Reputation: 2871
I have Data frame as shown below.
ID Status Date Cost Duration
0 1 F 2017-06-22 500 nan
1 1 M 2017-07-22 100 30.00
2 1 P 2017-10-22 100 92.00
3 1 F 2018-06-22 600 243.00
4 1 M 2018-08-22 150 61.00
5 1 P 2018-10-22 120 61.00
6 1 F 2019-03-22 750 151.00
7 2 M 2017-06-29 200 nan
8 2 F 2017-09-29 600 92.00
9 2 F 2018-01-29 500 122.00
10 2 M 2018-03-29 100 59.00
11 2 P 2018-08-29 100 153.00
12 2 M 2018-10-29 100 61.00
13 2 F 2018-12-29 500 61.00
14 3 M 2017-03-20 300 nan
15 3 F 2018-06-20 700 457.00
16 3 P 2018-08-20 100 61.00
17 3 M 2018-10-20 250 61.00
18 3 F 2018-11-20 100 31.00
19 3 P 2018-12-20 100 30.00
20 3 F 2019-03-20 600 90.00
22 4 M 2017-08-10 800 nan
23 4 F 2018-06-10 100 304.00
24 4 P 2018-08-10 120 61.00
25 4 F 2018-10-10 500 61.00
26 4 M 2019-01-10 200 92.00
27 4 F 2019-06-10 600 151.00
The data frame is already sorted based on ID and Date
Duration = Number days taken from last Status to current Status for that ID.

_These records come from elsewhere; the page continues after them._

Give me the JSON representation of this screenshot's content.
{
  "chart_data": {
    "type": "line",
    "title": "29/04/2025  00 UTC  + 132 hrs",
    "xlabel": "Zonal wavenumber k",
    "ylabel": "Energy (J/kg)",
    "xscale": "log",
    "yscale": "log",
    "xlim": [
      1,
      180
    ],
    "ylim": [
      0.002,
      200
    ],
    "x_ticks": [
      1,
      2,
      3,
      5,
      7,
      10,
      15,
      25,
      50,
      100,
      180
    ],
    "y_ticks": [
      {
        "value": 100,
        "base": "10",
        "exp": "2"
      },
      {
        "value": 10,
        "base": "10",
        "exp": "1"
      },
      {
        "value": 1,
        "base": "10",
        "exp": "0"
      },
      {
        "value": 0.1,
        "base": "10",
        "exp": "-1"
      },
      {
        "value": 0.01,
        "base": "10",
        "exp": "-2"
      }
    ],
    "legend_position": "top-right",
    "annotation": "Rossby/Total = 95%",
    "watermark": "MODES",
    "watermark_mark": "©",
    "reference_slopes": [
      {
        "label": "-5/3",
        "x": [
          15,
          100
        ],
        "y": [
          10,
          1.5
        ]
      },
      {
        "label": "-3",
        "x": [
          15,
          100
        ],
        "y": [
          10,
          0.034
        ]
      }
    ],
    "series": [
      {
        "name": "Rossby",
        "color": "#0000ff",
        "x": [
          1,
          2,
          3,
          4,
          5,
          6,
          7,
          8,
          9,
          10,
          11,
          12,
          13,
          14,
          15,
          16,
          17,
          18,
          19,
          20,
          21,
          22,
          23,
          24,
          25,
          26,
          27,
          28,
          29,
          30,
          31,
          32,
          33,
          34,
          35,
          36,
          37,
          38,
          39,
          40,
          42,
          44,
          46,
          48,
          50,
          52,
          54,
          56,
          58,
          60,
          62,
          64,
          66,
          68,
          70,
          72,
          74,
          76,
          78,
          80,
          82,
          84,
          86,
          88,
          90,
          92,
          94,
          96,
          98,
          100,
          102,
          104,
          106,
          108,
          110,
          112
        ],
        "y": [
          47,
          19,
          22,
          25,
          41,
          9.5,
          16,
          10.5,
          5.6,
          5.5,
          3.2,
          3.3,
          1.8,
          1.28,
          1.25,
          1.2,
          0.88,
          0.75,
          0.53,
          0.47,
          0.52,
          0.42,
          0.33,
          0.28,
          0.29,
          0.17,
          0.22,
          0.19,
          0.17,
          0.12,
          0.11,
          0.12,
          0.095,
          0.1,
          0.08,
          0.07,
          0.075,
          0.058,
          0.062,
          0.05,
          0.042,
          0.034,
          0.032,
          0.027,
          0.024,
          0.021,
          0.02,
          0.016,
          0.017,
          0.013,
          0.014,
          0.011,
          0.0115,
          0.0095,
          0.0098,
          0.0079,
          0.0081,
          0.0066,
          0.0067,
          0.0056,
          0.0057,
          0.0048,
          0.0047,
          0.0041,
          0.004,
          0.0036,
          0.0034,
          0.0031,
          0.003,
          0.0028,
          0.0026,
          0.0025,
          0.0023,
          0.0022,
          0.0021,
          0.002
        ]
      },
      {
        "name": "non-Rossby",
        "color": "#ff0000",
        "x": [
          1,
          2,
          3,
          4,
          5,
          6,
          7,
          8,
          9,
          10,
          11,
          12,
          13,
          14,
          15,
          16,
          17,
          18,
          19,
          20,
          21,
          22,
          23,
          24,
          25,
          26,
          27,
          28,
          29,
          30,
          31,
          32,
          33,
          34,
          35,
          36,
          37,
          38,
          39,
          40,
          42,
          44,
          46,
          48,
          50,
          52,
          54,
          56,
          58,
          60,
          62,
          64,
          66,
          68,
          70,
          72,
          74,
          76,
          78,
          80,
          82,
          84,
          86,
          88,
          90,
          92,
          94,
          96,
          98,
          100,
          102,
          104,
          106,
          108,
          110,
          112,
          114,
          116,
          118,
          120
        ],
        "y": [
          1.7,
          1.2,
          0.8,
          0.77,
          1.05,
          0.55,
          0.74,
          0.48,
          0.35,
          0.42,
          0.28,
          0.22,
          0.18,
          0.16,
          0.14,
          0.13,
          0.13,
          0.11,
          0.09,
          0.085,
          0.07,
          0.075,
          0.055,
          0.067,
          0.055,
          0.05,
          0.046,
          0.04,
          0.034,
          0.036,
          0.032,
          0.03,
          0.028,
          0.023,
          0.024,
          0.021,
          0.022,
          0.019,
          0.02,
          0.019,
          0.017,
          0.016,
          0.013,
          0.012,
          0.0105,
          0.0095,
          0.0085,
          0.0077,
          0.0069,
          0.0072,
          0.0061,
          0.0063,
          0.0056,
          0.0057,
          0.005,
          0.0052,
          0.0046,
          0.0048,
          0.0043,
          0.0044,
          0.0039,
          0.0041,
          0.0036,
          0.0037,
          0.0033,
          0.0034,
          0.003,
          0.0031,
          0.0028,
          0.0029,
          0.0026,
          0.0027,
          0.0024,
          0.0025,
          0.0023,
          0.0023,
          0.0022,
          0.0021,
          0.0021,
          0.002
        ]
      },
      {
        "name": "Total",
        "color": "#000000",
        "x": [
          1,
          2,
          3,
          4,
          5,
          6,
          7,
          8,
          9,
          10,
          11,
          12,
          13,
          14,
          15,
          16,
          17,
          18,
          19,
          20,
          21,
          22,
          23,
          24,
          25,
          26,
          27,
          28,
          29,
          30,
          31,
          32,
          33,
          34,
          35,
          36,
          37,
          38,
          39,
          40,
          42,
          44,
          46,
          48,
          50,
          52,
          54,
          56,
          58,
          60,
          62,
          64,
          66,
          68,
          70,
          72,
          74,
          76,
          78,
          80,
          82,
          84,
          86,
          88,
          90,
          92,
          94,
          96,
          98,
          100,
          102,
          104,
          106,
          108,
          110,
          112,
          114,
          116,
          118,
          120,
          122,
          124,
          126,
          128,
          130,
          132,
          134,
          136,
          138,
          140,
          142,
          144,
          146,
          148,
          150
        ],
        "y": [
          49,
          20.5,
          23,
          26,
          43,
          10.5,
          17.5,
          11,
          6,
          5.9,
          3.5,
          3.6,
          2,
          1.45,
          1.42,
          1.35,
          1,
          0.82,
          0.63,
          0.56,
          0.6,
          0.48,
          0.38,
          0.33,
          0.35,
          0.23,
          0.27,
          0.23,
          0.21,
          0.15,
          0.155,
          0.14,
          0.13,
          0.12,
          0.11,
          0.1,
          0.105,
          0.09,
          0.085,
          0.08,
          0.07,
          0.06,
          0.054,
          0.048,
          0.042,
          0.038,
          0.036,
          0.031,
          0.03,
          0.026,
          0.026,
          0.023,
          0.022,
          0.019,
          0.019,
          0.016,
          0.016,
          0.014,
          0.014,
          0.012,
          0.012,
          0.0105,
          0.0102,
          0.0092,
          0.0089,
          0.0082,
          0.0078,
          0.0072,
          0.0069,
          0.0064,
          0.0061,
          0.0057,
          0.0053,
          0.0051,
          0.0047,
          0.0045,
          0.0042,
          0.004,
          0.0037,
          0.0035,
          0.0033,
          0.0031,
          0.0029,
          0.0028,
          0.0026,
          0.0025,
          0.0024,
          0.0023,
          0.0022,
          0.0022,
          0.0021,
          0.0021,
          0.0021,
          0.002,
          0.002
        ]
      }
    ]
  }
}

I want prepare below Data frame using pandas functions.
ID Nof_F-F Nof_F-M Nof_F-P Nof_M-F Nof_M-M Nof_M-P Nof_P-F Nof_P-M
1 0 2 0 0 0 2 2 0
2 1 0 0 2 0 1 0 1
3 0 0 2 2 0 0 1 1
4 0 1 1 2 0 0 1 0
where Nof_F-F = Number of consecutive F-F and so on.
Also I would like to prepare following data frame also
ID Avg_F-F Avg_F-M Avg_F-P Avg_M-F Avg_M-M Avg_M-P Avg_P-F Avg_P-M
1 nan 45.5 nan nan nan 76.5 197 nan
2 122 nan nan 76.5 nan 153 nan 61
3 nan nan 45.5 244 nan nan 90 61
4 nan 92 61 227.5 nan nan 61 nan
Avg_F-F = Average days for Consecutive F-F and similarly for all other columns.
Upvotes: 1
Views: 66
Reputation: 59579
Since already sorted, use shift
+where
to create the links. Then groupby
+ unstack
df['link'] = df.Status.shift().where(df.ID.eq(df.ID.shift())) + '-' + df.Status
df.groupby(['ID', 'link']).agg('size').unstack().fillna(0)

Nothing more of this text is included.